Remembering Manfred Roeder (1929-2014)

The great German patriot Manfred Roeder died ten years ago today, on 30th July 2014.

Our assistant editor Peter Rushton, who knew Manfred well, wrote this obituary in Issue 62 of H&D. Manfred was also featured on the front cover of Issue 30 after he was denied entry to the UK on the orders of the Home Secretary.

Here is the text of the obituary which we published almost a decade ago:

Manfred Roeder, one of Europe’s most courageous postwar nationalists, died on 30th July 2014 aged 85. Born in Berlin and educated at one of the elite Napola schools created under national socialism, Roeder fought as a 16-year-old in defence of his home city against Stalin’s invading Red Army. He devoted the rest of his life to the defence of divided Germany’s honour and territorial integrity.

After qualifying as a lawyer Roeder set up practice in Bensheim, in the central German state of Hesse, and worked alongside conservative and church groups in anti-communist campaigns during the 1960s.
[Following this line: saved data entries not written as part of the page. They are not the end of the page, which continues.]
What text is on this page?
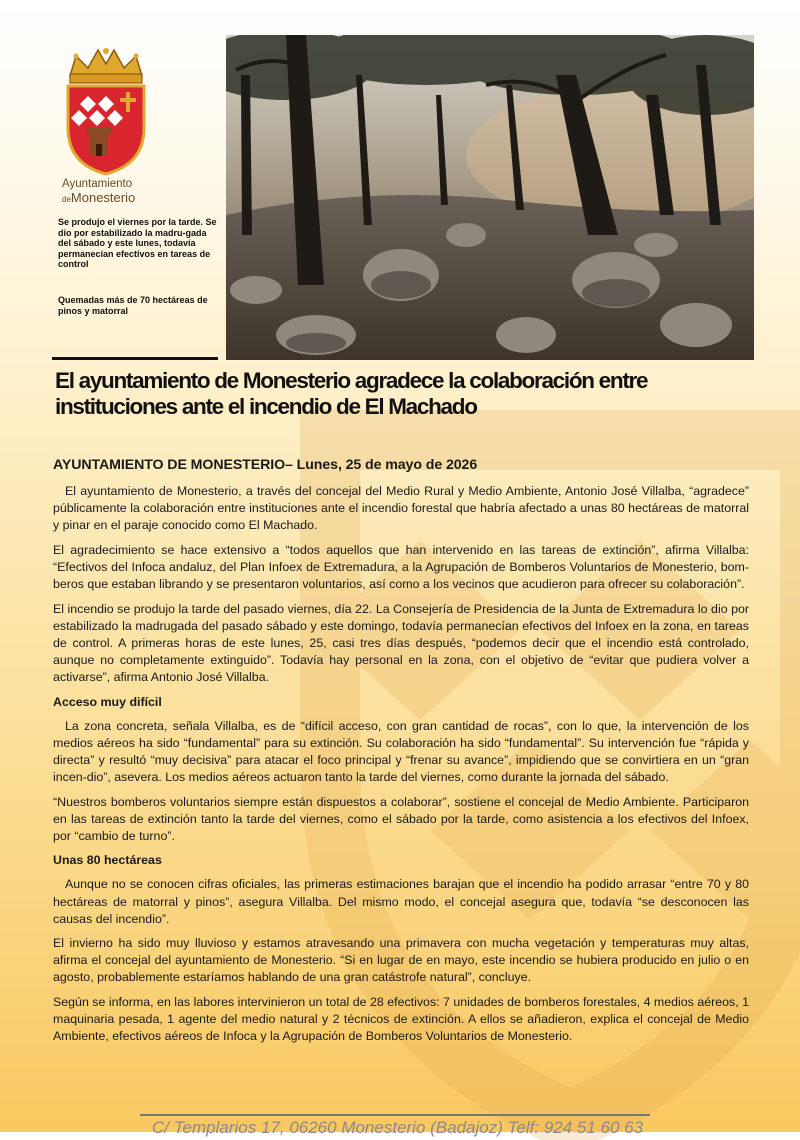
Ayuntamiento
deMonesterio
Se produjo el viernes por la tarde. Se dio por estabilizado la madru-gada del sábado y este lunes, todavía permanecían efectivos en tareas de control
Quemadas más de 70 hectáreas de pinos y matorral
El ayuntamiento de Monesterio agradece la colaboración entre instituciones ante el incendio de El Machado
AYUNTAMIENTO DE MONESTERIO– Lunes, 25 de mayo de 2026

El ayuntamiento de Monesterio, a través del concejal del Medio Rural y Medio Ambiente, Antonio José Villalba, “agradece” públicamente la colaboración entre instituciones ante el incendio forestal que habría afectado a unas 80 hectáreas de matorral y pinar en el paraje conocido como El Machado.

El agradecimiento se hace extensivo a “todos aquellos que han intervenido en las tareas de extinción”, afirma Villalba: “Efectivos del Infoca andaluz, del Plan Infoex de Extremadura, a la Agrupación de Bomberos Voluntarios de Monesterio, bom-beros que estaban librando y se presentaron voluntarios, así como a los vecinos que acudieron para ofrecer su colaboración”.

El incendio se produjo la tarde del pasado viernes, día 22. La Consejería de Presidencia de la Junta de Extremadura lo dio por estabilizado la madrugada del pasado sábado y este domingo, todavía permanecían efectivos del Infoex en la zona, en tareas de control. A primeras horas de este lunes, 25, casi tres días después, “podemos decir que el incendio está controlado, aunque no completamente extinguido”. Todavía hay personal en la zona, con el objetivo de “evitar que pudiera volver a activarse”, afirma Antonio José Villalba.

Acceso muy difícil

La zona concreta, señala Villalba, es de “difícil acceso, con gran cantidad de rocas”, con lo que, la intervención de los medios aéreos ha sido “fundamental” para su extinción. Su colaboración ha sido “fundamental”. Su intervención fue “rápida y directa” y resultó “muy decisiva” para atacar el foco principal y “frenar su avance”, impidiendo que se convirtiera en un “gran incen-dio”, asevera. Los medios aéreos actuaron tanto la tarde del viernes, como durante la jornada del sábado.

“Nuestros bomberos voluntarios siempre están dispuestos a colaborar”, sostiene el concejal de Medio Ambiente. Participaron en las tareas de extinción tanto la tarde del viernes, como el sábado por la tarde, como asistencia a los efectivos del Infoex, por “cambio de turno”.

Unas 80 hectáreas

Aunque no se conocen cifras oficiales, las primeras estimaciones barajan que el incendio ha podido arrasar “entre 70 y 80 hectáreas de matorral y pinos”, asegura Villalba. Del mismo modo, el concejal asegura que, todavía “se desconocen las causas del incendio”.

El invierno ha sido muy lluvioso y estamos atravesando una primavera con mucha vegetación y temperaturas muy altas, afirma el concejal del ayuntamiento de Monesterio. “Si en lugar de en mayo, este incendio se hubiera producido en julio o en agosto, probablemente estaríamos hablando de una gran catástrofe natural”, concluye.

Según se informa, en las labores intervinieron un total de 28 efectivos: 7 unidades de bomberos forestales, 4 medios aéreos, 1 maquinaria pesada, 1 agente del medio natural y 2 técnicos de extinción. A ellos se añadieron, explica el concejal de Medio Ambiente, efectivos aéreos de Infoca y la Agrupación de Bomberos Voluntarios de Monesterio.

C/ Templarios 17, 06260 Monesterio (Badajoz) Telf: 924 51 60 63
At the start of the 1970s he organised very successful nationwide campaigns against the tide of pornography promoted by the anti-German ‘1968 generation’. These campaigns became the basis for a network of German patriots – the German Citizens’ Initiative.

In 1973 Roeder’s political activity took a radical turn when he wrote a preface to one of the first historical revisionist texts, The Auschwitz Lie, by Wehrmacht veteran Thies Christophersen who had been based near the alleged death camp. Many of Roeder’s anti-communist and Christian allies were too frightened to join Roeder in campaigning for historical truth and justice, but he explained that after 1945, “German jurisdiction and search for truth was made impossible. Only the victors were to sit in judgment and to write history.”

The book that marked a radical turn in Roeder’s politics in 1973

As part of the fightback against this injustice Roeder was appointed by the last leader of the Third Reich – Admiral Karl Doenitz – as legal adviser to the continuing, suppressed Reich. After Doenitz died in 1980, Manfred Roeder became ‘Regent’ or Reichsverweser pending the restoration of Germany’s legitimate constitution. He had purchased a Kaiserreich era hotel in the Hessen countryside, which was used as a centre for nationalist and cultural events. (I first visited Manfred at this house in 1993.)

After a demonstration at Flensburg on the north German coast, Roeder was given a six-month prison sentence and barred from practising law, but was supported by a network of nationalist comrades in the USA and worldwide. He toured the USA inspiring ethnic Germans and other European-Americans to build activist networks, but the most controversial period of his career began on his return to Germany in 1980.

A small offshoot from Roeder’s Citizens’ Initiative – calling themselves the ‘German Action Groups’ – began a bombing campaign against political targets linked to the continuing oppression of the German people.

Manfred Roeder campaigning for the NPD in 1998

After the bombing of an asylum centre in Hamburg caused the deaths of two Vietnamese refugees, the culprits telephoned Roeder asking for legal advice while on the run. Thus the authorities were able to build a credible ‘conspiracy’ case against him, and in 1982 he was sentenced to thirteen years in prison. Released in 1990 he resumed his political career and was invited to address the BNP’s annual rally in October that year, but was banned from the UK at the instigation of leading Zionist and Labour MP Greville Janner.

Roeder was again refused entry to the UK in 2007 and faced continuing legal persecution until well into his ninth decade.

In 1998 Manfred Roeder was a parliamentary candidate for the NPD and featured in a BBC documentary film.

During the 1990s one of his main activities was to promote the return of ethnic Germans to areas of East Prussia taken over by Stalin after 1945, including the Baltic city of Königsberg (presently under Russian occupation, and which the present author visited as part of this initiative). This campaign caused a political scandal in Germany a few years later, when it was admitted that Roeder had lectured at an official military academy in 1995 at the Bundeswehr‘s invitation.

In 2006 Manfred Roeder visited Tokyo and published a joint manifesto with Japanese nationalist leader Ryu Ohta, but soon afterwards his health began to decline (exacerbated by a severe blow to the head inflicted by ‘anti-fascists’ armed with clubs who attacked a demonstration in Marburg), and in recent years he had retired from active politics.

Manfred Roeder deserves to be remembered as a giant of European nationalism.